On Thursday, October 31, The Chronicle of Philanthropy is hosting a live video discussion, Clever Ways to Thank Donors, that will show attendees how to be creative in their thank you's and also mindful of legal considerations, including federal rules regarding written acknowledgments and disclosures. You can also view the recorded version on the same site.
Tony Martignetti of Tony Martignetti Nonprofit Radio and Cody Switzer, The Chronicle's Web editor, are hosting. And I'll be a guest along with Claire Axelrad, fundraiser and principal at Clairification.

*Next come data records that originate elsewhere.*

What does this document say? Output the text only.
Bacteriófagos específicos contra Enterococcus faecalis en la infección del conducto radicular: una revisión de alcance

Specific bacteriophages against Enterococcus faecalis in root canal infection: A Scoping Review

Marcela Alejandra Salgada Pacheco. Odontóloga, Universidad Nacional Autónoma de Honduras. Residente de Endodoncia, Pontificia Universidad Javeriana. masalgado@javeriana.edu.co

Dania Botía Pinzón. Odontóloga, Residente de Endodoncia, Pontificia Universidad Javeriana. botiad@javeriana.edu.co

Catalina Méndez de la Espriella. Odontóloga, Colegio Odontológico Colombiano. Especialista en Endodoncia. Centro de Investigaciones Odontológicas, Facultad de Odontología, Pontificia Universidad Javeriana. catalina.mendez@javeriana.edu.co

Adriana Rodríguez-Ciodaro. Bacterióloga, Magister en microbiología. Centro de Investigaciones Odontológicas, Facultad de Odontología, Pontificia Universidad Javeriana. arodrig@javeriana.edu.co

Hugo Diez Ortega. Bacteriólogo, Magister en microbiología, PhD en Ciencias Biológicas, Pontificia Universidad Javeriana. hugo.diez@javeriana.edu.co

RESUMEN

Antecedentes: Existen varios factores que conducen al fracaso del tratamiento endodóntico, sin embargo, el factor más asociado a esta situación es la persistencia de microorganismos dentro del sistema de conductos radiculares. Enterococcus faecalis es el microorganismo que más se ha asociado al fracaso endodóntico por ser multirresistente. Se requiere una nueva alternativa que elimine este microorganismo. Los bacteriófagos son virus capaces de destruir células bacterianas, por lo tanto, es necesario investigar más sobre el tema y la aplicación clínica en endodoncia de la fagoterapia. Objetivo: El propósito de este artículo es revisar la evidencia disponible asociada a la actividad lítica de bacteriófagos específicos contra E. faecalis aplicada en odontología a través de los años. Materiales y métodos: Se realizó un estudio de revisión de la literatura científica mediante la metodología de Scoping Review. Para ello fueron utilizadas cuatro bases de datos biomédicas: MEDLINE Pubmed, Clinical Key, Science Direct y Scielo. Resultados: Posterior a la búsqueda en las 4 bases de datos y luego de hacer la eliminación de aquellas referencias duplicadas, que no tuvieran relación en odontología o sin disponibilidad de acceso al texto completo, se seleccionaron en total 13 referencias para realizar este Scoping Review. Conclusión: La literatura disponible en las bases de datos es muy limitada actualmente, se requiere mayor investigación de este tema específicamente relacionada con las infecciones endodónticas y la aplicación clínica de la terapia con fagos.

Cody started us off by asking me about the legal requirements around acknowledging donors for their charitable contributions. I gave a quick rundown of some basic rules:
- A donor needs a bank record or written communication from the charity that states the name of the donor, the amount of the contribution, and the date of the contribution in order to be able to take a charitable deduction. A charity should be especially diligent about helping the donor establish her deduction when receiving a cash donation.
- A donor needs more information from a charity for a charitable contribution of $250 or more. Notably, the written acknowledgment from the charity must include a statement that provides either (1) that the charity did not give any goods or services to the donor in return or (2) that the charity did give goods or services to the donor in return (in which case, the acknowledgment should describe the goods or services, including a good faith estimate of their value). There are several cases in which donors could not deduct their legitimate contributions just because the charity didn't provide them with written acknowledgments without one of the two statements above in a timely manner. And the IRS always wins when taking these cases to court.

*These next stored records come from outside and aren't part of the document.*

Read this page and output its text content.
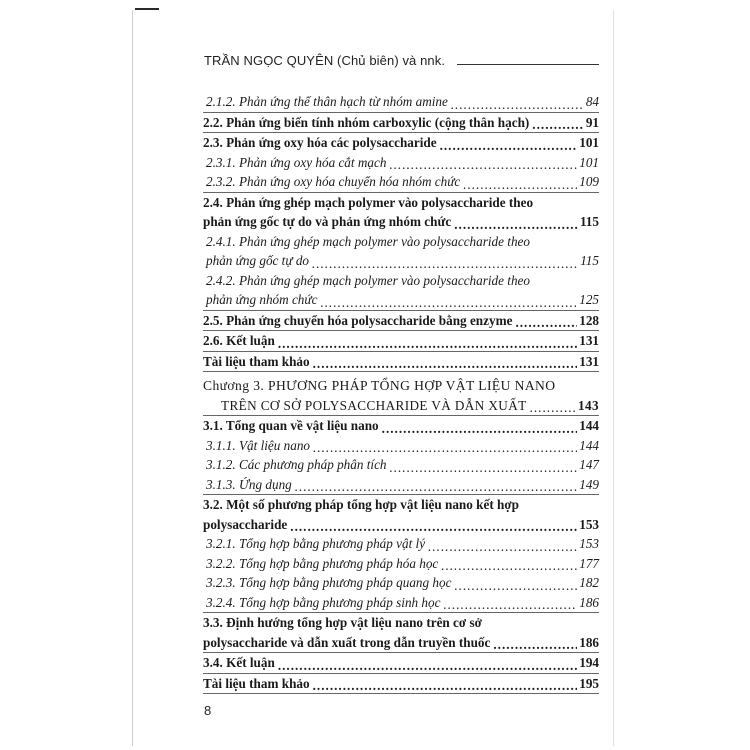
TRẦN NGỌC QUYÊN (Chủ biên) và nnk.
2.1.2. Phản ứng thế thân hạch từ nhóm amine .....	84
2.2. Phản ứng biến tính nhóm carboxylic (cộng thân hạch) .....	91
2.3. Phản ứng oxy hóa các polysaccharide .....	101
2.3.1. Phản ứng oxy hóa cắt mạch .....	101
2.3.2. Phản ứng oxy hóa chuyển hóa nhóm chức .....	109
2.4. Phản ứng ghép mạch polymer vào polysaccharide theo
phản ứng gốc tự do và phản ứng nhóm chức .....	115
2.4.1. Phản ứng ghép mạch polymer vào polysaccharide theo
phản ứng gốc tự do .....	115
2.4.2. Phản ứng ghép mạch polymer vào polysaccharide theo
phản ứng nhóm chức .....	125
2.5. Phản ứng chuyển hóa polysaccharide bằng enzyme .....	128
2.6. Kết luận .....	131
Tài liệu tham khảo .....	131
Chương 3. PHƯƠNG PHÁP TỔNG HỢP VẬT LIỆU NANO
TRÊN CƠ SỞ POLYSACCHARIDE VÀ DẪN XUẤT .....	143
3.1. Tổng quan về vật liệu nano .....	144
3.1.1. Vật liệu nano .....	144
3.1.2. Các phương pháp phân tích .....	147
3.1.3. Ứng dụng .....	149
3.2. Một số phương pháp tổng hợp vật liệu nano kết hợp
polysaccharide .....	153
3.2.1. Tổng hợp bằng phương pháp vật lý .....	153
3.2.2. Tổng hợp bằng phương pháp hóa học .....	177
3.2.3. Tổng hợp bằng phương pháp quang học .....	182
3.2.4. Tổng hợp bằng phương pháp sinh học .....	186
3.3. Định hướng tổng hợp vật liệu nano trên cơ sở
polysaccharide và dẫn xuất trong dẫn truyền thuốc .....	186
3.4. Kết luận .....	194
Tài liệu tham khảo .....	195
8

- A charity must provide additional information to the donor if providing goods or services back to the donor in exchange for a payment of more than $75, which is part charitable contribution and part purchase price. Such transactions are called quid pro quo contributions. In such circumstances, the charity must provide the donor with a written disclosure including a good faith estimate of the value of goods or services provided to the donor and a statement that the amount of the contribution that is deductible for federal income tax purposes is limited to the excess of money (and the fair market value of property other than money) contributed by the donor over the value of goods or services provided by the organization.
- There are exceptions, including for certain defined token items and membership benefits.
Tony then asked Claire about creative ways to thank donors. She first emphasized that charities need to thank donors within 48 hours (great advice!). Then she shared with us some examples, including handwritten cards, video thank you's, and baked goods.
See Claire's Pinterest Board on Gratitude – Nonprofits Say Thanks
As the lawyer in the discussion, I natch had to raise some cautions even while noting the importance of expressing gratitude in a variety of clever ways:
- Exercise reasonable care in selecting any volunteer or staff person to personally engage with your donors, especially if they will be creating food items to give as a thank you. Rule of thumb: consider whether you would trust that person to deliver those items to your kids.
- Train your volunteers or staff persons on how to engage with your donors. Make sure they don't make any misrepresentations (including stating how the donor's money will be used if that's not really the case).
- Be careful of the potential dangers of any thank you gift (e.g., nuts in cookies, toys that might be swallowed by small children).
- Get simple but sufficient licenses and/or releases if filming and/or publicly displaying videos of donors, particularly if children are involved.
Technical difficulties resulted in the recorded discussion being cut off after 45 minutes, but we continued to talk among ourselves as this is a fascinating and important topic for charities. Hopefully, we'll get the chance to do it again!